As smog continued over parts of China on Friday, lawmakers at the ongoing annual legislative sessions fiercely discussed ways to improve air quality.
Control of pollution will be a priority for the government of northern China's Hebei Province, home to seven of the country's 10 most polluted cities, while the Beijing mayor declared "all-out effort" on the problem.
Official statistics over a period of 52 years show the number of smoggy days at a record high in 2013. More than 100 big- and medium-sized cities in 25 provincial-level regions were affected by smog.
The pollution has been blamed for a decline of tourists visiting smoggy regions that were once known for their tourist attractions.
Taking the example of Beijing, the capital saw a decline of inbound tourists last year for the first time since 2008. Tourists arriving fell 14.3 percent in the first half of 2013 compared with the same period in 2012.
WAR AGAINST CHOKING AIR
The increased frequency and duration of smog is the target of much discontent on Chinese social media, where millions of Chinese fear their health is being jeopardized by the side effects of decades of unchecked economic expansion.
The ruling Communist Party of China and the central government are taking a multi-pronged approach to the problem.
A five-year action plan unveiled by the central government in Sept. 2013, cuts coal use, shuts down polluters, promotes cleaner production and cuts the density of inhalable particulate matter. Putting the ambitious ideas in practice will cost an estimated 1.75 trillion yuan (around 290 billion U.S. dollars).
The CPC has also changed its system for evaluating the performance of government and party officials, once focused almost exclusively on GDP. In a key reform blueprint released by the new generation of CPC leadership in November 2013, protection of the environment and ecosystem were given much more weight in assessing officials' achievements.
Ordinary people in China have come up with their own ideas to deal with the smog that regularly cripples traffic and causes many other inconveniences.
Pilots were asked to use a system to aid landing when smog reduces visibility. In December 2012, a primary school in Shijiazhuang, capital of Hebei Province, invented a set of gymnastics said to help students to inhale less polluted air.
BIG CHALLENGE
It will be a huge challenge to clean the Chinese sky in such a short period of time, said Liu Hongnian, a meteorology professor at Nanjing University.

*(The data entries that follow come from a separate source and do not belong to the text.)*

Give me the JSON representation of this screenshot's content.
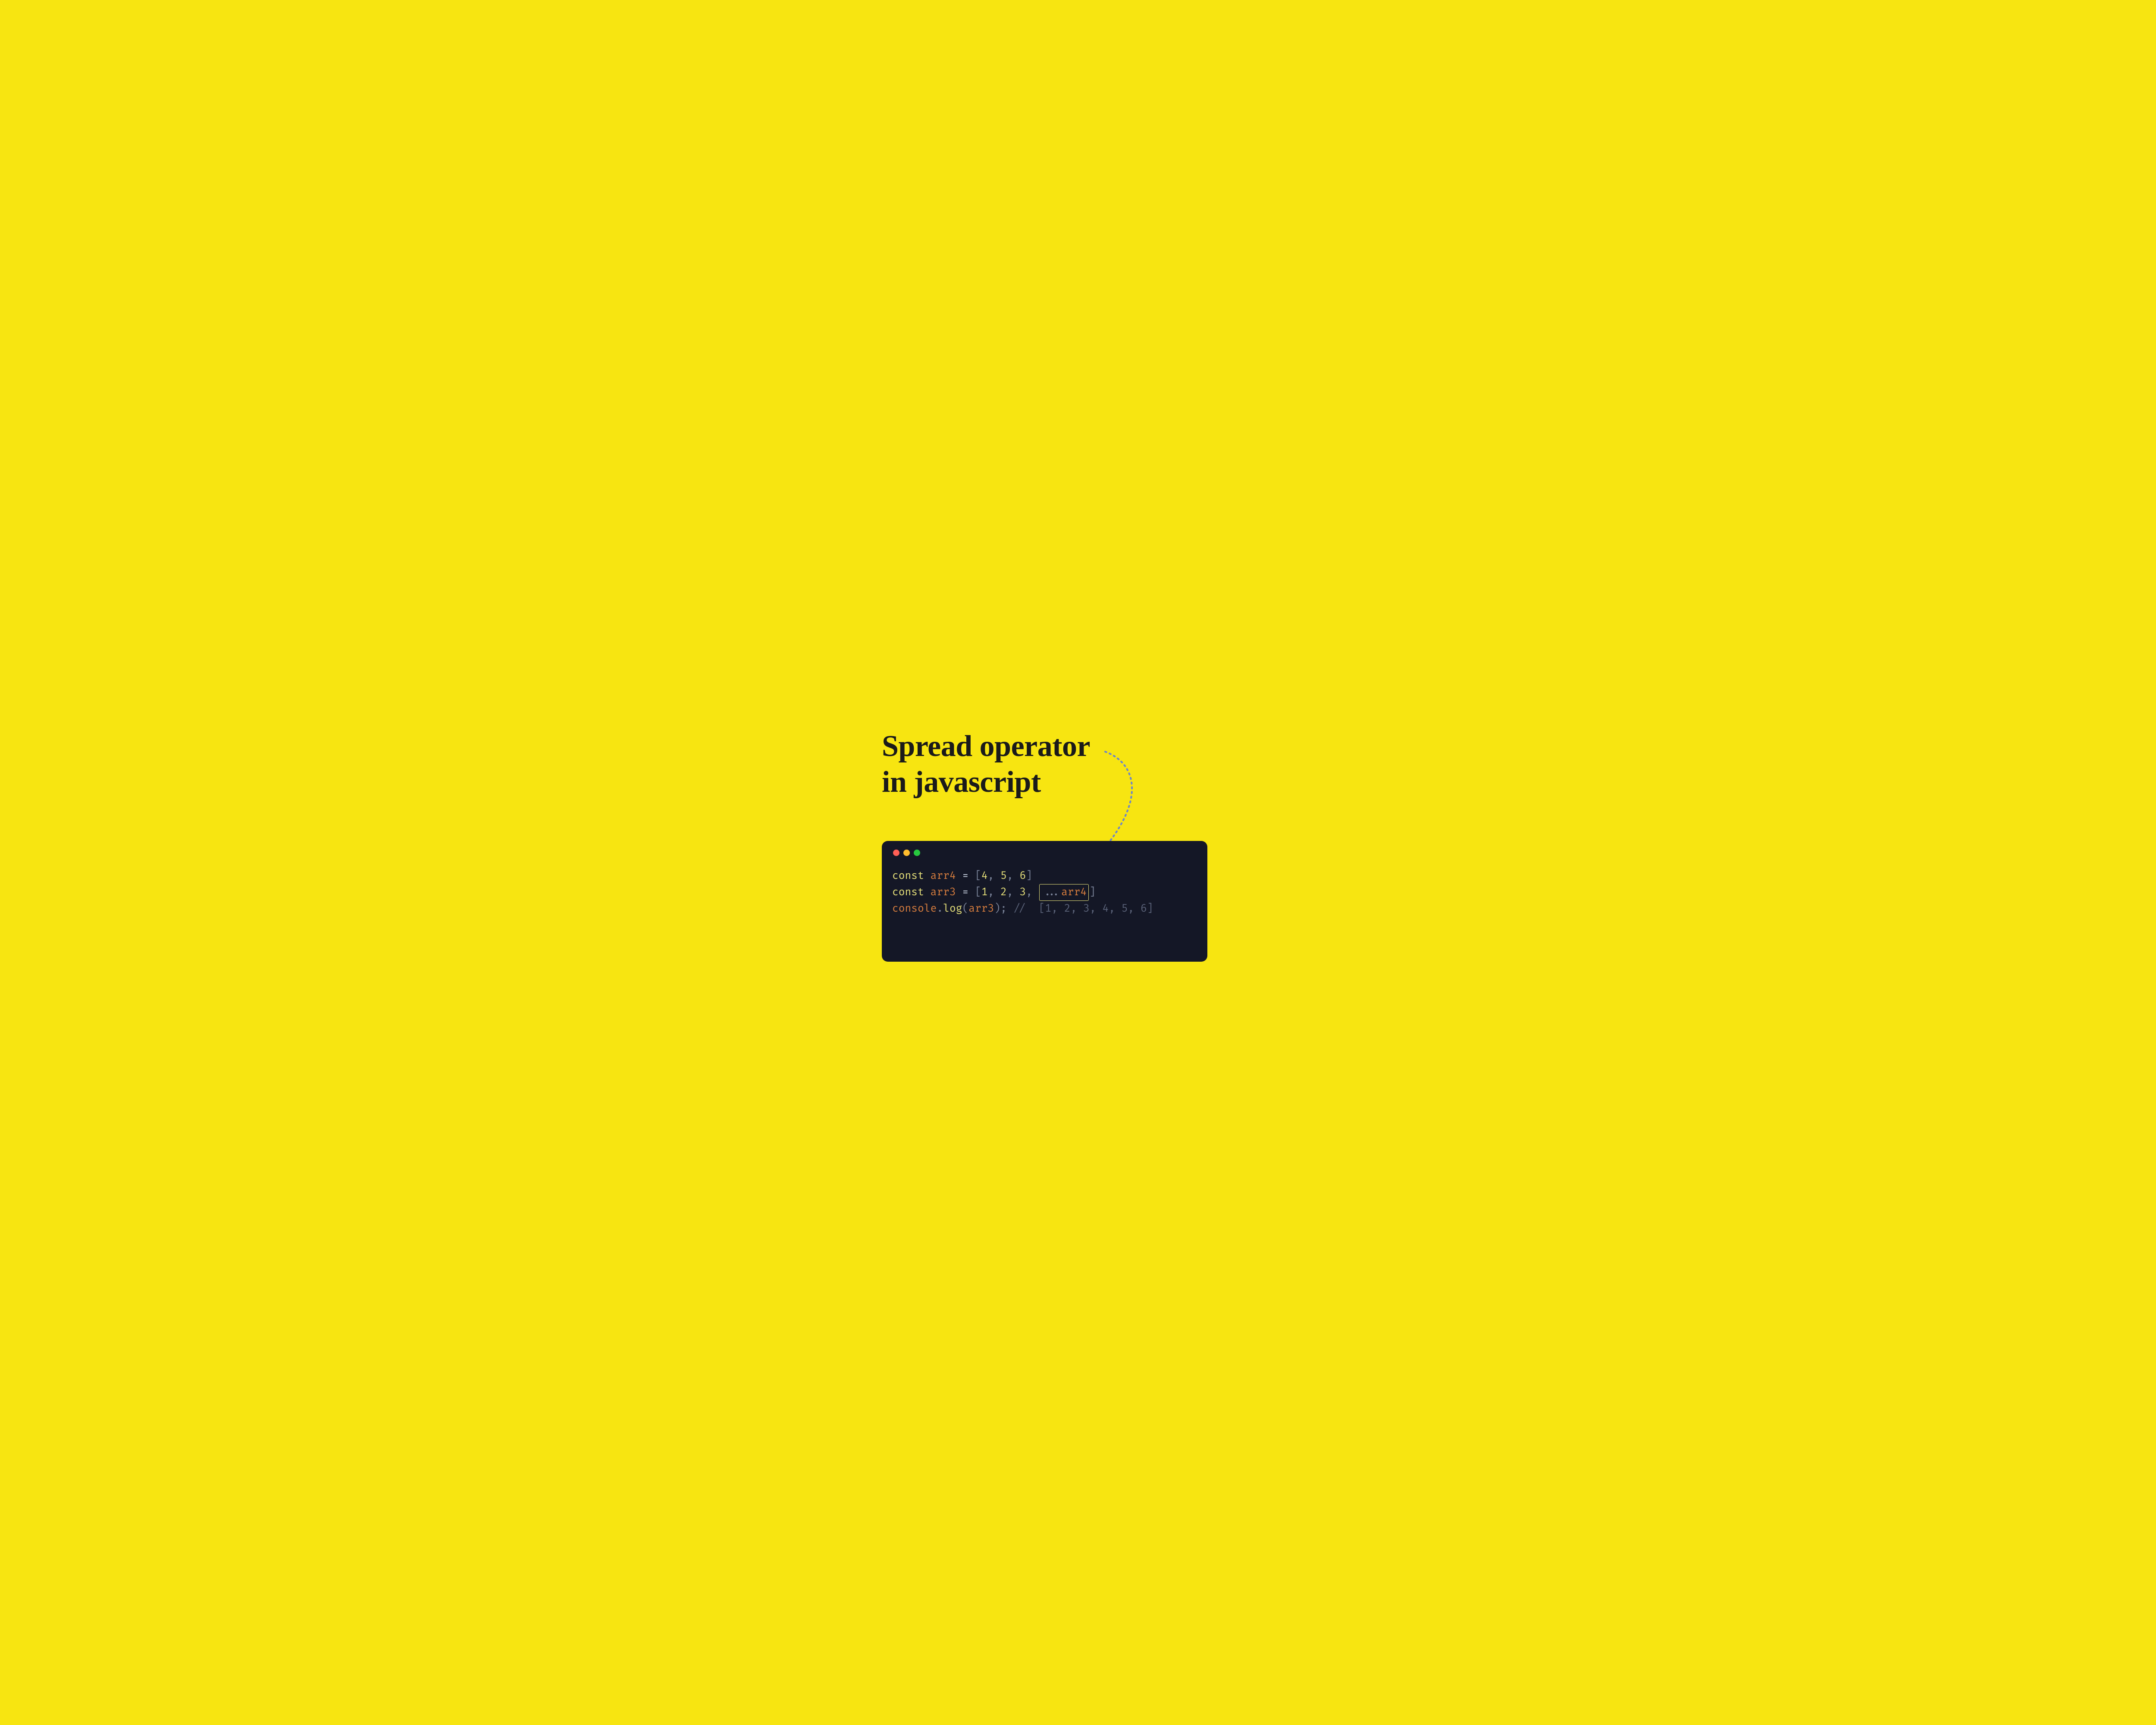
{
  "title_line1": "Spread operator",
  "title_line2": "in javascript",
  "code": {
    "line1": {
      "kw": "const",
      "var": "arr4",
      "eq": " = ",
      "open": "[",
      "n1": "4",
      "c1": ", ",
      "n2": "5",
      "c2": ", ",
      "n3": "6",
      "close": "]"
    },
    "line2": {
      "kw": "const",
      "var": "arr3",
      "eq": " = ",
      "open": "[",
      "n1": "1",
      "c1": ", ",
      "n2": "2",
      "c2": ", ",
      "n3": "3",
      "c3": ", ",
      "spread": "...",
      "spreadvar": "arr4",
      "close": "]"
    },
    "line3": {
      "obj": "console",
      "dot": ".",
      "method": "log",
      "open": "(",
      "arg": "arr3",
      "close": ")",
      "semi": ";",
      "comment": " //  [1, 2, 3, 4, 5, 6]"
    }
  }
}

He believes regional air pollution is directly related to the layout of high polluting enterprises.
"Air pollutants are prone to accumulation in certain regions but are spreading fast to other places, making it a difficult problem to tackle without joint efforts from different regions," he said.
In 2013, China's smog belt began to stretch from the developed regions of the Yangtze and Zhujiang river deltas and the area around Beijing and Tianjin,to other localities where smog was previously seldom seen. The southernmost province of Hainan and autonomous region of Tibet have recorded smoggy days.
Growing social consumption of fossil fuels is seen as the major source of increased air pollutants, while photochemical pollution, cooking and vehicle emissions also contribute to the phenomenon, according to a report released by the Chinese Academy of Social Sciences in November last year.
Despite a government pledge to cut consumption of fossil fuel to below 65 percent of primary energy use by 2017, coal still fuels most of China's electricity, making it difficult to eradicate smog in such a short time, said Wang Jinnan, deputy head of the Chinese Academy for Environmental Planning.
China needs to break its addiction to coal and use its natural resources more efficiently if it wants to end air pollution, Wang said, while advocating control of the number of cars and promotion of the development of clean energy.
While introducing forceful measures to reduce air pollution, Wang pointed out that government officials should also be aware of advancing economic development.